Fukushima, Apple, The Manhattan Project, and The Anthropocene
A bunch of interesting stories today:
“Water Leaks on the Fukushima Plant Could Contaminate Entire Pacific Ocean.”
The Faces of Project Y: the security badges for those working on the Manhattan Project.
And in further news from the Orwellian security state: “Apple has patented a piece of technology which would allow government and police to block transmission of information, including video and photographs, from any public gathering or venue they deem ‘sensitive,’ and ‘protected from externalities.'”
The Atlantic has amazing time-lapse satellite images showing the massive changes to the human-built world. An archive of disaster.

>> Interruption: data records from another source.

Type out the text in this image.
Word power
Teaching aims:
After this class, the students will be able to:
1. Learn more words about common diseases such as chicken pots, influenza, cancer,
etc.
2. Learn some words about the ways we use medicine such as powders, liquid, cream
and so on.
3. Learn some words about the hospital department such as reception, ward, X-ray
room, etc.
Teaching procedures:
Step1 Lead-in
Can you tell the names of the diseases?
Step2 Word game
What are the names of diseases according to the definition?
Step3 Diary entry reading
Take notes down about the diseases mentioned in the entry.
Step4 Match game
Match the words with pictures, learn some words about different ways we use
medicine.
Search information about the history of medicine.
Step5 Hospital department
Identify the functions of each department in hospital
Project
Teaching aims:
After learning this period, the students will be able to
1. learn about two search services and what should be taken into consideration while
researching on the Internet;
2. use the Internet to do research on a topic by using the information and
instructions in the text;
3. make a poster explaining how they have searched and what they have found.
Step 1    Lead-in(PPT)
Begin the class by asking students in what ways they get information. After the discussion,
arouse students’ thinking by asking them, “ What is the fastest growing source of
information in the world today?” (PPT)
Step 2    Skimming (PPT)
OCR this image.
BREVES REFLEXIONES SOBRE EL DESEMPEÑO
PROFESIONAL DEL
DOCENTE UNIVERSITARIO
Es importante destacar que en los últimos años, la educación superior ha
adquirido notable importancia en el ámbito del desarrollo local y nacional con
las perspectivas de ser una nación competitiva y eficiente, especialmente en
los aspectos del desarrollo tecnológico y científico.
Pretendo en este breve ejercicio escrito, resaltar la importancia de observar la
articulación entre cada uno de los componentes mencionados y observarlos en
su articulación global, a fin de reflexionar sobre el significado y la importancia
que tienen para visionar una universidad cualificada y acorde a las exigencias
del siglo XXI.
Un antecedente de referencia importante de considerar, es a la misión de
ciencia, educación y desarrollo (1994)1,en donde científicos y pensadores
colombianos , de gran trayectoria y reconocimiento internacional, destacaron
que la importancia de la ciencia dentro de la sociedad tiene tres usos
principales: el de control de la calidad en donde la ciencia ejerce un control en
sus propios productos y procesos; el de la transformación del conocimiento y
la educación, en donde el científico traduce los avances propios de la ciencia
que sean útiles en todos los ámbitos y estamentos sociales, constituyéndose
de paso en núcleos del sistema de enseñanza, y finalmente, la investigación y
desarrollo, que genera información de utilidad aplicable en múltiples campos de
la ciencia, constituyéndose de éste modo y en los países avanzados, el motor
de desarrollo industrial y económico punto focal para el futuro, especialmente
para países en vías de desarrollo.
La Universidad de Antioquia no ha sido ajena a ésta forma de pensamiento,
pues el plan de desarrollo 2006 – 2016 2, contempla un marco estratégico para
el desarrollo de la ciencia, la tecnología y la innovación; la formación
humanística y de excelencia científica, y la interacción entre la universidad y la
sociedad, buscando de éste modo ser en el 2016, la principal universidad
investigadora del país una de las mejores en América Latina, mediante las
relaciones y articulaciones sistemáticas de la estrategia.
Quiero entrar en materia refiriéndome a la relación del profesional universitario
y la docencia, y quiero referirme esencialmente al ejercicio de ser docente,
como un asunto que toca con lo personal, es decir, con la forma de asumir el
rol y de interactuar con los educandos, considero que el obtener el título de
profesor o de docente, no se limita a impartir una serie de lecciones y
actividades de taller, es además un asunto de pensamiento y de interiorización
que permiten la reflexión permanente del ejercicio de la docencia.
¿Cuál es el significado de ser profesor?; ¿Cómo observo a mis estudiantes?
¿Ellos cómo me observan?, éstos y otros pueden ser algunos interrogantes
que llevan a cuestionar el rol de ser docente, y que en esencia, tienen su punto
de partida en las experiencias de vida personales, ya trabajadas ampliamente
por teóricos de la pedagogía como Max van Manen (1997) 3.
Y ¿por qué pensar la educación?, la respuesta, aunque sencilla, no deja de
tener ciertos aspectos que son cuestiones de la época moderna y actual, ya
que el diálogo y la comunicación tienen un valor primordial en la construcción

And from The Chronicle of Higher Education: “The National Institutes of Health announced on Wednesday that it had reached an agreement to give the family of Henrietta Lacks, an African-American woman who died of cervical cancer in 1951, some control over researchers’ access to the genomic data of cells derived from her tumor, according to The Wall Street Journal.”
Nuclear Activism
To return to one of the main threads of this blog–all things nuclear–which has been going down slightly different paths over the past month, I give you the following excerpt from Devon Fredericksen’s interview with Terry Tempest Williams, activist and author of When Women Were Birds (2013), among many other books:
I believe the first time I found my voice was when I crossed the line at the Nevada Test Site in 1988. It was one year after my mother died. It was one year before my grandmother would die, and I found myself the matriarch of my family at thirty. With the death of my mother, grandmothers, and aunts—nine women in my family have all had mastectomies, seven are dead—you reach a point when you think, “What do I have to lose?” and you become fearless. When I crossed that line at the Nevada Test Site as an act of protest because the United States government was still testing nuclear bombs in the desert—it was a gesture on behalf of the Clan of the One-Breasted Women—my mother, my grandmothers, my aunts. And I didn’t do it alone. I was with hundreds of other women who had suffered losses in Utah as a result of atomic testing, as a result of our nuclear legacy in the West. I crossed that line with Jesuit priests, with Shoshone elders, with native people who had also lost lives because of the radiation fallout in the Shivwits’ lands.